Your eco-destructive habits are impacting your pets
By Sabrina Hansen, Contributor
Almost everyone I know recycles. There are a couple individuals that I (not proudly) associate with who would throw their plastic water bottle they had only bought an hour ago into the trash.
“Is it really that important?” they would ask, half expecting an answer. I would more than likely reply in a sassy tone: “Honestly, yeah.”
I’m sure everyone loves dogs and cats. Anyone reading this right now is probably smiling a little bit thinking about those “family members” of theirs, and how important they are to them, right? Because I know, for myself and the rest of my family, that this fur baby of ours is our world, honestly.
For those of you who don’t believe that climate change is real or at all important, let me just tell you that it is. But climate change doesn’t only affect the wildlife in surrounding forests and parks in our neighbourhoods.
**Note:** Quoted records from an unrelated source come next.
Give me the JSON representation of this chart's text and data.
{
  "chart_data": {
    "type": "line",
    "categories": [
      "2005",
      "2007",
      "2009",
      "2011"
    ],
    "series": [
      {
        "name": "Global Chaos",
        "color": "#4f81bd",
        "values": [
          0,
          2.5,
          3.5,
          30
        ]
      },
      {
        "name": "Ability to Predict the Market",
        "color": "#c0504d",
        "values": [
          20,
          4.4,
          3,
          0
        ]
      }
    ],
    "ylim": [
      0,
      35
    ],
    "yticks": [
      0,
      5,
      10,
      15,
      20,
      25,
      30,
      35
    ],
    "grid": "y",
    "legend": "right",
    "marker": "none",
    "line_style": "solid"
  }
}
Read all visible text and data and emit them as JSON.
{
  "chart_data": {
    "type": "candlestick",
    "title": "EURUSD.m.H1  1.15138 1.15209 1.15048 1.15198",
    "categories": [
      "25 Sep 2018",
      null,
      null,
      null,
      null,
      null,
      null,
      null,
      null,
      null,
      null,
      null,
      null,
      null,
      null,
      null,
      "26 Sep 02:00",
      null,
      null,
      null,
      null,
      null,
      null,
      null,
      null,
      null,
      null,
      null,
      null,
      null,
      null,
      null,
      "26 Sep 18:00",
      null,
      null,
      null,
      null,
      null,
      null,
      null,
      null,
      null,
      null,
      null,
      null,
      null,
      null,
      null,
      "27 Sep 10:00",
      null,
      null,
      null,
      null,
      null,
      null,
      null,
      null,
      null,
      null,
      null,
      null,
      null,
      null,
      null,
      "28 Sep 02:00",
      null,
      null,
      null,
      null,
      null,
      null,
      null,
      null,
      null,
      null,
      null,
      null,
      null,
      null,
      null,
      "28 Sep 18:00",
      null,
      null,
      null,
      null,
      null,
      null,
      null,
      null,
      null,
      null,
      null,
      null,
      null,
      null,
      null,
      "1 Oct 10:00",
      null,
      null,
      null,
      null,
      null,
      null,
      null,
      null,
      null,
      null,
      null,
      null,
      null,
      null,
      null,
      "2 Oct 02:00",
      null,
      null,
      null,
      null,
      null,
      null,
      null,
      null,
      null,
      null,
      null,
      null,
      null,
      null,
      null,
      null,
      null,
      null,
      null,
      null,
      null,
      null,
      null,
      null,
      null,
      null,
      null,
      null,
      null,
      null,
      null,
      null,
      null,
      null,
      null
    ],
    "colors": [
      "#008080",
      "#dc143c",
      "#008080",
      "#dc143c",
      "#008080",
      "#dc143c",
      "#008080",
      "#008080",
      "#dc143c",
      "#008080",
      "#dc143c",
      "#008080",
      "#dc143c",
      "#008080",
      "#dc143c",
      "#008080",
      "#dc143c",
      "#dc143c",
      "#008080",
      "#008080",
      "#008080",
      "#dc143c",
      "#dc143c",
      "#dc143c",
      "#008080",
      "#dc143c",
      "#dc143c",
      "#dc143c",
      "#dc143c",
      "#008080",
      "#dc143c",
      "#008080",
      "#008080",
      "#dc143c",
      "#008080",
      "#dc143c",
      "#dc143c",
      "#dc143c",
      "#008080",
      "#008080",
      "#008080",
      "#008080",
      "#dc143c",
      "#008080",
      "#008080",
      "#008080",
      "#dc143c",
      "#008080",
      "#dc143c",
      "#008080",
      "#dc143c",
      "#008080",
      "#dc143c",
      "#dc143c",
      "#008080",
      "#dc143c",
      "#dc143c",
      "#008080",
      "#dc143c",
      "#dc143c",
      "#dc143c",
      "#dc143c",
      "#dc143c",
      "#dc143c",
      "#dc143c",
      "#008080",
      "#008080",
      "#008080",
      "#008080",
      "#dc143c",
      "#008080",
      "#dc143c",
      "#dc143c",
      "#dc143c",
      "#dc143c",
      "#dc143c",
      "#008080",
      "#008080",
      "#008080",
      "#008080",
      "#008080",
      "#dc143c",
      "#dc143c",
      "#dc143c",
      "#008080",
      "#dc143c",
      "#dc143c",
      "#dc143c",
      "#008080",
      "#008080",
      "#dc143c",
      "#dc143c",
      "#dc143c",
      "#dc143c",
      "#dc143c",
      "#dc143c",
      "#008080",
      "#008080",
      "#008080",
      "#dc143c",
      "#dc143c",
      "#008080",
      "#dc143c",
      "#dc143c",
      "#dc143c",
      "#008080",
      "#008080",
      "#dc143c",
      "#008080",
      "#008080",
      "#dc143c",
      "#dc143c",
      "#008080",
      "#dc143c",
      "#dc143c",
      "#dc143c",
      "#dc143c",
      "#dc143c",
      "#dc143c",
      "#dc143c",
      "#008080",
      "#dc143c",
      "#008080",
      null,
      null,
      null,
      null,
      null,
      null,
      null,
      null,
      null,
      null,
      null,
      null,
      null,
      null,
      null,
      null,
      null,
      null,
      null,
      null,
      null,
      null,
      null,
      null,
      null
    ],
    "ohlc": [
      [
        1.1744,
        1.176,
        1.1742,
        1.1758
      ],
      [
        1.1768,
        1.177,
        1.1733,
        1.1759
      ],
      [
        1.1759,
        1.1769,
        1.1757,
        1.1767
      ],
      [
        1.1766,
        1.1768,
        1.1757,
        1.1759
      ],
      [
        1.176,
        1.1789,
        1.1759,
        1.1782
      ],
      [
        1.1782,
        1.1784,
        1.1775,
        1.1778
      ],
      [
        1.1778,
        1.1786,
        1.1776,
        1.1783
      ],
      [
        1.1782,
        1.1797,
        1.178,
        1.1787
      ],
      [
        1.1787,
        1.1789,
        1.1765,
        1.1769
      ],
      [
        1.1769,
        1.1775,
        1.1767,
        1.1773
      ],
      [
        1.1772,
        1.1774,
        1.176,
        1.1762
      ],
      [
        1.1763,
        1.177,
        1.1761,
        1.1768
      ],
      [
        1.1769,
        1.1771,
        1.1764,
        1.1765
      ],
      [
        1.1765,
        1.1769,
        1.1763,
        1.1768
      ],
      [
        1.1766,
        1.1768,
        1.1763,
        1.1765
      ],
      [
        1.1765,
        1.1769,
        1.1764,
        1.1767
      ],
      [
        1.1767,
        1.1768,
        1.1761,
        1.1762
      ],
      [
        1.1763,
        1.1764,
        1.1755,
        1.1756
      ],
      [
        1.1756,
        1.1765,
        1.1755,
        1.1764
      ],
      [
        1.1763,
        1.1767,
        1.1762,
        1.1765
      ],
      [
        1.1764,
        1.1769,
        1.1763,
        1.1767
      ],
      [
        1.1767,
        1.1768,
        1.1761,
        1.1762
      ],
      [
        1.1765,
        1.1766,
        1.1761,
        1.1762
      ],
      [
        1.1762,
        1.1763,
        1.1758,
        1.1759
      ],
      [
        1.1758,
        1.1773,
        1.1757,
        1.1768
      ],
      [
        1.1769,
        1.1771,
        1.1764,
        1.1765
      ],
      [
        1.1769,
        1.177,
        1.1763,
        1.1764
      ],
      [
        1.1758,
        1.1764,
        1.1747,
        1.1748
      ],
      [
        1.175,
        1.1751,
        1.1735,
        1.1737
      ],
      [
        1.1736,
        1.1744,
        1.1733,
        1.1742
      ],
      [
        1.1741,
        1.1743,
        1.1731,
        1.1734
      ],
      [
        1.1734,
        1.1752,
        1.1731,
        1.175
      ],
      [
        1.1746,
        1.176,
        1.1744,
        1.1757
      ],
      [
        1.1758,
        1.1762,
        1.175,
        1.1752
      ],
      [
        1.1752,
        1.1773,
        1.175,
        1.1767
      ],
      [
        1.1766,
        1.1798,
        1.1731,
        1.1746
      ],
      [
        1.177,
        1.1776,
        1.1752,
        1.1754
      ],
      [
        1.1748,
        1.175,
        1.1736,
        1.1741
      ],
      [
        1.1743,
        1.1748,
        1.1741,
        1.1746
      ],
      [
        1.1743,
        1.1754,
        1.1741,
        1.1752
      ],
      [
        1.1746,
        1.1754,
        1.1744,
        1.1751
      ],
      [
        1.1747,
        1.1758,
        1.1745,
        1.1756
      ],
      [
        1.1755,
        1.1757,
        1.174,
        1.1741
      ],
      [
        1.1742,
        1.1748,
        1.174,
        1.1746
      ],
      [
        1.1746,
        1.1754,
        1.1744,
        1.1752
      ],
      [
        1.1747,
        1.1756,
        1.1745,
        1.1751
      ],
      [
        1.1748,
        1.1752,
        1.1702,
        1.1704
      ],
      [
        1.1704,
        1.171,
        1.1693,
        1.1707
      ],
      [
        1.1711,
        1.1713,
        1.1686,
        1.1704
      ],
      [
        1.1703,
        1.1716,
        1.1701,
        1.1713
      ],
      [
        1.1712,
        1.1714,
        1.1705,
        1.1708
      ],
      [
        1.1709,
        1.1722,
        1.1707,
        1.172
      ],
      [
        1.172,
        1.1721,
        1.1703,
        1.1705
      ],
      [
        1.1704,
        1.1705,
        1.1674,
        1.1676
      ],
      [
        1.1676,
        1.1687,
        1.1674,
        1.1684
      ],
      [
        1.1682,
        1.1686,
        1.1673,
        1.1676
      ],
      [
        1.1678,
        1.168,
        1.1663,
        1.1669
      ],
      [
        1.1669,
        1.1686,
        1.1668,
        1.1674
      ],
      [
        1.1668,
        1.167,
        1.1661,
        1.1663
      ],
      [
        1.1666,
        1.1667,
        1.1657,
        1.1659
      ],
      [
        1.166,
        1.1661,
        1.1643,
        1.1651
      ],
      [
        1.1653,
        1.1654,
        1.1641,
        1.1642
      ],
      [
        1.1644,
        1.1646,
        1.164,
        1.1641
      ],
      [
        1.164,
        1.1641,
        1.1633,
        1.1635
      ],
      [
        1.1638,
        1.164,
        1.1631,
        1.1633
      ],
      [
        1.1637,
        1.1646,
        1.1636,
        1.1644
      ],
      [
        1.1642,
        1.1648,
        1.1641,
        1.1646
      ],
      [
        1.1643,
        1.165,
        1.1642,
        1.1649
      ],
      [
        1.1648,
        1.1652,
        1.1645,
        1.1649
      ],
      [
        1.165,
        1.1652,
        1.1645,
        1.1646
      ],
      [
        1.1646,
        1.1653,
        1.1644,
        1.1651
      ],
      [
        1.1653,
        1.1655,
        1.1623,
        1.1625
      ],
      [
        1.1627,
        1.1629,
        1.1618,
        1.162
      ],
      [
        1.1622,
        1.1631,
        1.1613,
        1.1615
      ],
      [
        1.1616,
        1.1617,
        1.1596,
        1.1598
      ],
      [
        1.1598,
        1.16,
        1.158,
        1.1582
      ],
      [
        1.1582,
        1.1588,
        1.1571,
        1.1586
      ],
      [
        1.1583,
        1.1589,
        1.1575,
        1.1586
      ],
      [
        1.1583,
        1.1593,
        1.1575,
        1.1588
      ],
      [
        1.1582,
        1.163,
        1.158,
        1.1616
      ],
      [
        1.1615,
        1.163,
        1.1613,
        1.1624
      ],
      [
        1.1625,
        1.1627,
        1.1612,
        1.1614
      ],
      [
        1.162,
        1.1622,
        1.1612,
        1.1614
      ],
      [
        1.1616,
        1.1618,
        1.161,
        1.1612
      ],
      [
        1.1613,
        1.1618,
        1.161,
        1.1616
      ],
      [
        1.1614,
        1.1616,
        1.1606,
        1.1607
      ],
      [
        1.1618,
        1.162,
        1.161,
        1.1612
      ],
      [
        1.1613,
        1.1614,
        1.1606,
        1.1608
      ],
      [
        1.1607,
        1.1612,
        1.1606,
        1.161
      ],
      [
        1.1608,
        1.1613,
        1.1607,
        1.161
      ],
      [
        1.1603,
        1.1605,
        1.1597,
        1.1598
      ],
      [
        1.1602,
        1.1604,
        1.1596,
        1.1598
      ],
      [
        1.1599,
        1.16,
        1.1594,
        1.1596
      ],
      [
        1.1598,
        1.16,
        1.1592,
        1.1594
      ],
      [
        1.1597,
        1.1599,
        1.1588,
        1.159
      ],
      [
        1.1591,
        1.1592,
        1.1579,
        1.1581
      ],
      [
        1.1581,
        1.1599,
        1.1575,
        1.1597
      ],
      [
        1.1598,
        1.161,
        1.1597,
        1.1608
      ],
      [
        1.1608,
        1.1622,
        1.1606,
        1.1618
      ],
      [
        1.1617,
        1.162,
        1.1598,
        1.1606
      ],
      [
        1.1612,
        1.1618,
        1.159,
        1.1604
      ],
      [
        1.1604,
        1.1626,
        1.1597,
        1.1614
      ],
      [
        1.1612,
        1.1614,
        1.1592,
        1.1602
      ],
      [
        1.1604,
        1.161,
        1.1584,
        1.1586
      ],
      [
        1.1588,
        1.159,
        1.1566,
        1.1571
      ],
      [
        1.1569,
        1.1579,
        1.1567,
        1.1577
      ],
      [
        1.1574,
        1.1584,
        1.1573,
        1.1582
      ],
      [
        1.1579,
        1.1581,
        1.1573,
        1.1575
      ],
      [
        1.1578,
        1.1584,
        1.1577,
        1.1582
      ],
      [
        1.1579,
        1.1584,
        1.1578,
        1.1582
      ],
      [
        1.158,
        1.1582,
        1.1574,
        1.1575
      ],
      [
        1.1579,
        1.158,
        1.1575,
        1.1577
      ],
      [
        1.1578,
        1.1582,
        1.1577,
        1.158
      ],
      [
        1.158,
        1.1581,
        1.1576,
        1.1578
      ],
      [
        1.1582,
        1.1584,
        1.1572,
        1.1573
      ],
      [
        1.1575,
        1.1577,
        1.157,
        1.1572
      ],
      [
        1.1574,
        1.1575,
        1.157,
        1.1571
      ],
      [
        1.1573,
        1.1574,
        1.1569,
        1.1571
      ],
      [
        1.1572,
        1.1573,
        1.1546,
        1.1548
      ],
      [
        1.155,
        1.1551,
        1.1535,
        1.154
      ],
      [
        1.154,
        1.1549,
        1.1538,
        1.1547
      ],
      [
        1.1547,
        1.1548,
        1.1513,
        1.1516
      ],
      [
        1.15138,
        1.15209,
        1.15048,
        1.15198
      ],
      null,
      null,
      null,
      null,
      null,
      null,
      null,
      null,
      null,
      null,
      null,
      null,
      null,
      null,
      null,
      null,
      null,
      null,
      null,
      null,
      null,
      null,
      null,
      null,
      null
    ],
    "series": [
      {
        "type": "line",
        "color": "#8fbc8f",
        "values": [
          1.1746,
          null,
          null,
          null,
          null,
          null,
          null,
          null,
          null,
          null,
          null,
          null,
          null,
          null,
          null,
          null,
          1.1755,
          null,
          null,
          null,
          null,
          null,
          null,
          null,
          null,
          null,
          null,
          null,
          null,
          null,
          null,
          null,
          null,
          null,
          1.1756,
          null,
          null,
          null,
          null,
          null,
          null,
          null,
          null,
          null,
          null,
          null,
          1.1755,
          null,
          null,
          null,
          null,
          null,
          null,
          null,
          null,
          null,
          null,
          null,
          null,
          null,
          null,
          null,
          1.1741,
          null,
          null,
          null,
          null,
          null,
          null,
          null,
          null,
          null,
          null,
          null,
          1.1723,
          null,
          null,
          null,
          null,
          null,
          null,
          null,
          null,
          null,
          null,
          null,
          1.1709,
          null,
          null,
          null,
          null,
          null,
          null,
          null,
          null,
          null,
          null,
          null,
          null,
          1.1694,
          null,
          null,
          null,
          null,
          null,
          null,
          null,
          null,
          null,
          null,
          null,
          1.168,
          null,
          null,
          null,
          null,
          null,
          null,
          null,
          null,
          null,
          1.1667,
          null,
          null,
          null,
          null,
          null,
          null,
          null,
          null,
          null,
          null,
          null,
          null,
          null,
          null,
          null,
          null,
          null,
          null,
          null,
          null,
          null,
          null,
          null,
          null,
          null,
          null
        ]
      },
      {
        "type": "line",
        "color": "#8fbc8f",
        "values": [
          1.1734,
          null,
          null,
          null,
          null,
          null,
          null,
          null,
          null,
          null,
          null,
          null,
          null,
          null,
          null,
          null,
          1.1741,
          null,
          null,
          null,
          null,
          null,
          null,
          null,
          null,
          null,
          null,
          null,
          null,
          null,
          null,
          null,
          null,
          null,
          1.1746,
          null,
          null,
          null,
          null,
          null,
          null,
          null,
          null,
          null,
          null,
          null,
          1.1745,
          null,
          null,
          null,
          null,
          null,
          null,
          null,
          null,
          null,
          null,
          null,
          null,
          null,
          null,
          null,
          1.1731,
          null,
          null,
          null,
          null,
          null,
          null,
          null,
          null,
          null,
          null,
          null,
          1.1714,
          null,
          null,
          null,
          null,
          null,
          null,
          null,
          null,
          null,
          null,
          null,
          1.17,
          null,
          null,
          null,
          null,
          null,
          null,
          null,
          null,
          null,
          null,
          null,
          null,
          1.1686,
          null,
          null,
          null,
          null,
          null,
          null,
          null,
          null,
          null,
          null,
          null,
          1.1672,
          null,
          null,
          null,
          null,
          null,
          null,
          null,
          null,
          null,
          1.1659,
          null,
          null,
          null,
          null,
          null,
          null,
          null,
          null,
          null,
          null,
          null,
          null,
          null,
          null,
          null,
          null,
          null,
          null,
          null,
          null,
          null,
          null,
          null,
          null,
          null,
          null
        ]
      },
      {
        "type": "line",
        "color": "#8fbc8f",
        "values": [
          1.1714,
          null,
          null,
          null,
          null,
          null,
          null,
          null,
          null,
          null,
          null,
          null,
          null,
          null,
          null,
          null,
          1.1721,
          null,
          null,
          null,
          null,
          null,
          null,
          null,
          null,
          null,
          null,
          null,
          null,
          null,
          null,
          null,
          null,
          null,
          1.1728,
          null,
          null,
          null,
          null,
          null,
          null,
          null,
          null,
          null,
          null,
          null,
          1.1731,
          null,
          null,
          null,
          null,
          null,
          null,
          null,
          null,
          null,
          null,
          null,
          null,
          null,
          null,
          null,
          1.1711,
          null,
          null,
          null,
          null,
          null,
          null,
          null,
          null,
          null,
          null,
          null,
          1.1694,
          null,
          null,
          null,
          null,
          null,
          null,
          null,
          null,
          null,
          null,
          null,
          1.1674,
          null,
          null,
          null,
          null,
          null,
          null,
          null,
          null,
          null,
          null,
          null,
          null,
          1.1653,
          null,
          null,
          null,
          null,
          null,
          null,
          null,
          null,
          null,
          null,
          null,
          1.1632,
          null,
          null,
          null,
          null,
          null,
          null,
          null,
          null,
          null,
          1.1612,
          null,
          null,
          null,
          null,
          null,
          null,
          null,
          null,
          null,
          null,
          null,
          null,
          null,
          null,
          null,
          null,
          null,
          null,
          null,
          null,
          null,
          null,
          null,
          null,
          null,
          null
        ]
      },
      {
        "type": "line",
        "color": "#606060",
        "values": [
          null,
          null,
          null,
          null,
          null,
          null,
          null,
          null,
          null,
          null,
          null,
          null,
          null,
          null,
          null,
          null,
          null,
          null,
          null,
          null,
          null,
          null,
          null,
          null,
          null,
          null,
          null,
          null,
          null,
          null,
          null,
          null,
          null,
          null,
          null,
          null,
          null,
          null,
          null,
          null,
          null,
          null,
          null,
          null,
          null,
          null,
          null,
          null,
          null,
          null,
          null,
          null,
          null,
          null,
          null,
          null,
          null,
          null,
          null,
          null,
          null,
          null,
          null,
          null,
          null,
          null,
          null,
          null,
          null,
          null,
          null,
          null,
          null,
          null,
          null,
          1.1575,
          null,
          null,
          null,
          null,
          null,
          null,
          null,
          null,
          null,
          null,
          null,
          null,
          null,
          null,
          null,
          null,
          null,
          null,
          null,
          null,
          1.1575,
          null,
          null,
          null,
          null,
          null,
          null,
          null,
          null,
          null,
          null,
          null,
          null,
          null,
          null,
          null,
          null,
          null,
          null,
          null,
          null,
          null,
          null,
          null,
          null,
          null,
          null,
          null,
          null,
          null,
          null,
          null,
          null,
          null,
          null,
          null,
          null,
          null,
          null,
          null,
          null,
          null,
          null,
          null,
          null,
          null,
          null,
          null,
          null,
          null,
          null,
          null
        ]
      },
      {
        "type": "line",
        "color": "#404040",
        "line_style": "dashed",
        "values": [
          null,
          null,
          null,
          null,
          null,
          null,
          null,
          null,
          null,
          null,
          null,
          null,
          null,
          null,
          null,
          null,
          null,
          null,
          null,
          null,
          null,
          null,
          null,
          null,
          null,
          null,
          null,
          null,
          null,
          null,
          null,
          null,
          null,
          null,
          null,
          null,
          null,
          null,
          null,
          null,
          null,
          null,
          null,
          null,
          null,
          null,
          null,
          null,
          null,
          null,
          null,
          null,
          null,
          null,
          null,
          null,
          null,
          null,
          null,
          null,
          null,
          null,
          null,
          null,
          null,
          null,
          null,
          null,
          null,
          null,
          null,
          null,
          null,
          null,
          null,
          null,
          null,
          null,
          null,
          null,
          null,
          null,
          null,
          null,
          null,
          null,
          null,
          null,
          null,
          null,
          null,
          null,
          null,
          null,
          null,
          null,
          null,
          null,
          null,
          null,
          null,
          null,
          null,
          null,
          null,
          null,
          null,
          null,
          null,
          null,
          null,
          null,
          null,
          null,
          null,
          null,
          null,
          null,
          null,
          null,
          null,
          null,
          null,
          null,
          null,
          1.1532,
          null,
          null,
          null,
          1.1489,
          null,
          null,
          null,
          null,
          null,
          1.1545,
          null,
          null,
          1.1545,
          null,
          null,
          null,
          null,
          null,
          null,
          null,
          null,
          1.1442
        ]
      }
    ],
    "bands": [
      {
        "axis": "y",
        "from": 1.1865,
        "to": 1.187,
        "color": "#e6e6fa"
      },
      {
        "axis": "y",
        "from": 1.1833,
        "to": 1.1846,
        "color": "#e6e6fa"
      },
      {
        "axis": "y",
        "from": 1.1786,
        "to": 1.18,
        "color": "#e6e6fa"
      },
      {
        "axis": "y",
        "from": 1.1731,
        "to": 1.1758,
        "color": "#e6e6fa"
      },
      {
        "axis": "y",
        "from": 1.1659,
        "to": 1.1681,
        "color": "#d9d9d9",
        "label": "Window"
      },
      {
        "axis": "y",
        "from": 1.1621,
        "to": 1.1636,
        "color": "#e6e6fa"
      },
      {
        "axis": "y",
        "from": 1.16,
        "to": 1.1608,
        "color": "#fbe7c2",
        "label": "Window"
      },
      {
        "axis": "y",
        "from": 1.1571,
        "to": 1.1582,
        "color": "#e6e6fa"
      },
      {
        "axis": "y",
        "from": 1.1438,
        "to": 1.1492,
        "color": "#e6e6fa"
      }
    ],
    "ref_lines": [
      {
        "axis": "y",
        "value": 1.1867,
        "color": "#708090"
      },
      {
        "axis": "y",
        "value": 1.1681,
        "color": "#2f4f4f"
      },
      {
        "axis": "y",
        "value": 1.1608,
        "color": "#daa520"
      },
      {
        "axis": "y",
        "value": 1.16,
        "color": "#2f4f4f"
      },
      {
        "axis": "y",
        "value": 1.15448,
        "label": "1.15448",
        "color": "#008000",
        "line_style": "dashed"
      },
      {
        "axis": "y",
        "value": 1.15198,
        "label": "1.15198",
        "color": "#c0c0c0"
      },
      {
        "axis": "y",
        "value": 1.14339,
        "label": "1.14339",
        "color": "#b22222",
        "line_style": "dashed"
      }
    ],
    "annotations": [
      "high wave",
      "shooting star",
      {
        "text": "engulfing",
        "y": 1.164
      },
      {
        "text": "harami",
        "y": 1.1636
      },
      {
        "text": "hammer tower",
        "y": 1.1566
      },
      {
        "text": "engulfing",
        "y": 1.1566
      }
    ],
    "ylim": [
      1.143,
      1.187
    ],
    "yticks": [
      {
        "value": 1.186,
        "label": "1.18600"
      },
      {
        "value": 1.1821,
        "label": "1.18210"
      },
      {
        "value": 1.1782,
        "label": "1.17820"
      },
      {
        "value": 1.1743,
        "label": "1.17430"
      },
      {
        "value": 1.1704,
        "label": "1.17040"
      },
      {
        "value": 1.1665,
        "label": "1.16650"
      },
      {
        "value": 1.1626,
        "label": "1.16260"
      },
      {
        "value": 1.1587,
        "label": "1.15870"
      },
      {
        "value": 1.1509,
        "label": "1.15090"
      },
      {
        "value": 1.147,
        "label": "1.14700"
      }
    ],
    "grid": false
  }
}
If you are the proud owner of a dog or cat, you must be familiar with heartworm, which is spread by mosquitoes. Giving your pet a pill or a shot prevents heartworm.
You must also be familiar with flea and tick control treatments, both of which being crucial in maintaining the general health of your pet. I think most of us pet owners in the Lower Mainland (especially the ones with indoor cats) haven’t given much thought about administering things such as monthly heartworm pills, spot treatments, and flea collars (which by the way, don’t work very well). Mosquitoes can easily find their indoors making your indoor pets just as much at risk as outdoor pets.
Our summers are becoming much hotter—and it looks like it’s going to stay that way, at least according to climate change. They are also beginning and lasting longer. Winter, well… what even is winter anymore? Because of this, fleas and ticks are not disappearing like they should be anymore. Those longer, hotter summers we’ve been having are fuelling mosquitoes, making them more widespread than ever.
All these pests are getting harder to ignore. At this rate we can expect Lyme disease and heartworm disease to become more and more common. Why take a chance on your pet’s health by just skipping that monthly heartworm pill? Preventative treatments can get a little expensive over time, but treatment for heartworm once your pet is diagnosed is much, much more costly.
If you don’t take climate change seriously enough to participate in something as common as recycling, you should probably make some changes. I’m not talking about a drastic lifestyle change, but small readjustments would be enough. One example is unplugging things that you’re not using at that moment—your phone charger for example. Try not to shower in water so hot that it steams up your bathroom in a matter of minutes, and time your showers as well. Trust me, I love standing under my showerhead for 25 minutes but it’s not a great contributor to being eco-friendly in the slightest. Consuming fewer packaged and processed foods and trying your best to eat locally could improve your personal impact on climate change as well.
Hopefully, by this point, I’ve got you thinking pro-actively about not just recycling but also everything in between. It’s no longer a matter of “saving the environment,” because we are the environment. Every time you put your need for a hotter and longer shower first, you are putting the environment and climate change last. If you’re still not convinced that climate change is happening and directly affecting you, just think about this: what would your pet want you to do?